Friday, September 6, 2013

Can ecosystem services be the bridge between Marine Protected Areas and Human Welfare?

Marine Protected Areas are an important policy approach for protecting marine biodiversity. The dominant reason for MPA development is environmental protection where marine species and habitats are spatially protected from 'damaging' activity'. They act as a insurance policy protecting biodiversity from future changes in the earths climate and act as reservoirs of biodiversity in the context of increasing use and industrialisation of the oceans. In the UK networks of MPA sites have been recently proposed in England and Scotland.

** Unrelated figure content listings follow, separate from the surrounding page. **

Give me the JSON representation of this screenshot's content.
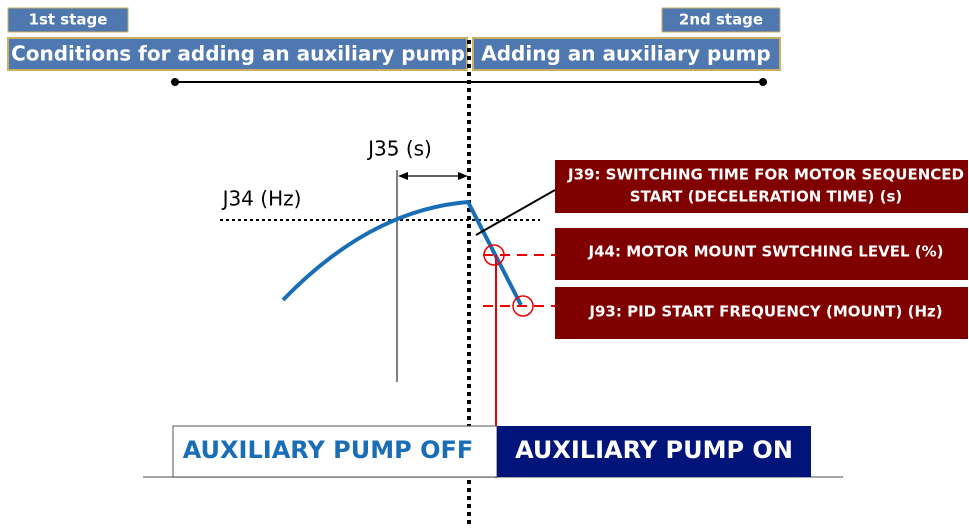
{
  "stages": {
    "first": "1st stage",
    "second": "2nd stage"
  },
  "phases": {
    "first": "Conditions for adding an auxiliary pump",
    "second": "Adding an auxiliary pump"
  },
  "labels": {
    "j35": "J35 (s)",
    "j34": "J34 (Hz)"
  },
  "callouts": [
    {
      "lines": [
        "J39: SWITCHING TIME FOR MOTOR SEQUENCED",
        "START (DECELERATION TIME) (s)"
      ]
    },
    {
      "lines": [
        "J44: MOTOR MOUNT SWTCHING LEVEL (%)"
      ]
    },
    {
      "lines": [
        "J93: PID START FREQUENCY (MOUNT) (Hz)"
      ]
    }
  ],
  "states": {
    "off": "AUXILIARY PUMP OFF",
    "on": "AUXILIARY PUMP ON"
  }
}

A new paper in the journal Marine Policy "Do marine protected areas deliver flows of ecosystem services to support human welfare?" based on a report from the Valuing Nature network explores how can the concept of ecosystem services can be linked to the development of MPAs. Ecosystem services are the goods and benefits that people derive from ecosystems, and include a range of benefits including provisioning services e.g. fisheries, marine plants and natural resources; regulatory services including absorption of CO2 and wastes; and cultural services such as recreation, sense of place, and education. Increasingly monetary values are attached to services in the provisioning and regulatory classes, representing the economic benefits derived from natural systems. A debate exists over how we can value cultural services through monetary or other qualitative means, but overall it is recognised that these services are critically important for society. MPAs can improve the delivery of services from marine systems as habitats and species, on which the flow of services depends, are improved or restored by the spatial protection and associated management measures. Clearly scale is an issue here.... small unconnected sites will deliver little while large ecologically coherent networks could provide substantial services to society.

The paper takes the discussion over ecosystem services a step forward by identifying the specific services that are provided by marine habitats and species. It opens a debate on how marine protected areas can be managed - both in terms of their primary function for conserving biodiversity and in terms of providing a suite of services for human beings. While we are at an early stage in terms of understanding and capturing the concept of value from ecosystem services, acknowledging the contribution of MPAs in supporting human welfare is an integral step in building public support for their designation.